LONDON (AP) - Global intelligence analysis firm Stratfor has relaunched its website after hackers brought down its servers and stole thousands of credit card numbers and other personal information belonging to its customers.
Chief Executive George Friedman acknowledged for the first time Wednesday that the company had not encrypted customer information and said this decision had embarrassed the company.
Loose-knit hacking collective Anonymous, which claimed responsibility for the attack over the Christmas holidays, had said it was able to get the details in part because Stratfor didn’t bother encrypting them.
“It was a truly unforgivable failure and I feel awful about it,” Friedman told The Associated Press in a telephone interview. “Sometimes in rapid growth, you make a mistake. That’s not an excuse, that’s not a justification … It’s an explanation.”
Stratfor had previously declined to say if the information was left unencrypted. Members of Anonymous have said it was targeting companies “that play fast and loose with their customers’ private and sensitive information.”
The company said Wednesday that it was moving its entire e-commerce process to a third-party system, which will eliminate the need to store credit information. It said it has contracted with CSID, a top-ranked provider of identity protection, to provide its services to all customers at Stratfor’s expense, and that it has hired Internet security firm Sec Theory to rebuild its website, email system and internal infrastructure.

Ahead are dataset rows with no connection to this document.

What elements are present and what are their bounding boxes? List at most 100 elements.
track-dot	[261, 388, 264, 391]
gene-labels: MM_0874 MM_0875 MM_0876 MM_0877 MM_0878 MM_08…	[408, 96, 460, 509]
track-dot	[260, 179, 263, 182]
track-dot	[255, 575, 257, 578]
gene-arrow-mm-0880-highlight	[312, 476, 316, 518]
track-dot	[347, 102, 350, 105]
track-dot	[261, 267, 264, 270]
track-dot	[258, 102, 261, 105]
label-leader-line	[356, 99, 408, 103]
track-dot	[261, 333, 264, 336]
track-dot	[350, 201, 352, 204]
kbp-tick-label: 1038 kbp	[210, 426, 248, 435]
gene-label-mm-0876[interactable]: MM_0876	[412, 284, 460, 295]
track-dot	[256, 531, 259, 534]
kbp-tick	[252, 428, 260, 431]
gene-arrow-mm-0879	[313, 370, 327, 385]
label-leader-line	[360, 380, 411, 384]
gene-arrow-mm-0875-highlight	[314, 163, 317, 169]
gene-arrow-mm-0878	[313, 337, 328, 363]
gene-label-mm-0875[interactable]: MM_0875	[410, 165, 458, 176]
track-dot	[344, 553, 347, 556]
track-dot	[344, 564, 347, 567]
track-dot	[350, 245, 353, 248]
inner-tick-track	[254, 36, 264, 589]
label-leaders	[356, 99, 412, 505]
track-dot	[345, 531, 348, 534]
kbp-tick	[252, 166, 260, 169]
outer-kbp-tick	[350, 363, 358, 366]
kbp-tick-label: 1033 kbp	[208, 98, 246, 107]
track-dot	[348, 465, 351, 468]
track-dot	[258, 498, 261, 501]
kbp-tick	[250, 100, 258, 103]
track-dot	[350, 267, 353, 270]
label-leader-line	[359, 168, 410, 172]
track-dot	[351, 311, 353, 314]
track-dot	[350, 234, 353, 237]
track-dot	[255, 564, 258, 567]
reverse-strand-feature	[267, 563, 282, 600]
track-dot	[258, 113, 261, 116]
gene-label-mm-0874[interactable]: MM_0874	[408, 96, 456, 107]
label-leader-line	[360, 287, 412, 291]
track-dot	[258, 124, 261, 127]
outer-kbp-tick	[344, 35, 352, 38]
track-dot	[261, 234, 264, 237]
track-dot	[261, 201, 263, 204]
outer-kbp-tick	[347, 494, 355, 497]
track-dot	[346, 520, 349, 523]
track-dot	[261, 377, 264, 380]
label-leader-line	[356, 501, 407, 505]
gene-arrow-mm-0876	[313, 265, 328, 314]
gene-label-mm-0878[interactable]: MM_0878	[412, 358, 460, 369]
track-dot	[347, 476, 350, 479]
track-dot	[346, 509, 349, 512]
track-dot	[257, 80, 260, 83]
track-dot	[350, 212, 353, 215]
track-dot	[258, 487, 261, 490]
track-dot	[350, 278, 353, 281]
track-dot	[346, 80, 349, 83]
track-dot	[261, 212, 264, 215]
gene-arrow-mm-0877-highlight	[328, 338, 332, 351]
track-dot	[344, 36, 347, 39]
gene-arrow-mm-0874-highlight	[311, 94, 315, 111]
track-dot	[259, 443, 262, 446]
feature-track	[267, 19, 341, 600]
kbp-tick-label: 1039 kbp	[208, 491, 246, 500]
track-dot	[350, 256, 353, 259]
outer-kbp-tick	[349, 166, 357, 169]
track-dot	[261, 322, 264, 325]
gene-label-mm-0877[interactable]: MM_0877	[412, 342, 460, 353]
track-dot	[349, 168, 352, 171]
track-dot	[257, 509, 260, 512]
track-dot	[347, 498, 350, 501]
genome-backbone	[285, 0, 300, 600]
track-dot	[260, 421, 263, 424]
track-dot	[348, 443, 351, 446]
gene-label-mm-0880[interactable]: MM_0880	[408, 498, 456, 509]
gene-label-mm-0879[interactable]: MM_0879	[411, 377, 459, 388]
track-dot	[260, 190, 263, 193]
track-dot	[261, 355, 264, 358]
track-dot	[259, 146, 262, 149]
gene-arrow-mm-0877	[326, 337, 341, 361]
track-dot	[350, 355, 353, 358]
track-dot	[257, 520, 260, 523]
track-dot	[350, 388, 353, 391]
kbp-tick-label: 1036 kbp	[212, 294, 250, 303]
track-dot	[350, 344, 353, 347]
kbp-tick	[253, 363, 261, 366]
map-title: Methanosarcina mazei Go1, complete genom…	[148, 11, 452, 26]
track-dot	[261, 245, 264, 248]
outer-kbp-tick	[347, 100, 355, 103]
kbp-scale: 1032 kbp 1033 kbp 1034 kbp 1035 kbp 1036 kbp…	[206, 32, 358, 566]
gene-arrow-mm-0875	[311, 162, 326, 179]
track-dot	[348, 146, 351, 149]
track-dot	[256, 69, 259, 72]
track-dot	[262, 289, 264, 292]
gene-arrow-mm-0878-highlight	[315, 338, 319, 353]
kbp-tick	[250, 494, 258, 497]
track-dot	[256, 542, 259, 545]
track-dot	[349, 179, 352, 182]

Verizon Business also was hired to conduct a forensic review of the attacks, Stratfor added.
Friedman also revealed that the company was targeted more than once by hackers and had known for some time about a data breach.
He said he was first alerted to a website hack in early December _ weeks before Anonymous took to Twitter to boast of bringing down the website and stealing a stash of credit card numbers, emails and other data from the company.
The hackers said then that their goal was to use the stolen credit information to donate to charities at Christmas, and some victims confirmed unauthorized transactions were made from their credit accounts.
Austin, Texas-based Stratfor is a subscription-based publisher providing political, economic and military analysis to help customers reduce risk. It charges subscribers for its reports and analysis, delivered through the web, emails and videos.
On Tuesday, Friedman said he had met with an FBI agent in early December after being informed by the company’s vice president of intelligence that customers’ credit card numbers had been stolen.
He said he had felt torn over the need to protect and personally inform customers at the time, but that the FBI was setting the rules and wanted to conduct its investigation without tipping the hackers off.
“It was very important to them that the criminals not know the extent to which we had knowledge of the damage,” Friedman explained, saying the FBI had assured him that it had informed credit card companies about compromised cards.
“We were caught between a very difficult situation where the FBI had control of the investigation and expected certain care in that investigation _ and the need to protect our customers,” said Friedman. “What little we could do, we did.”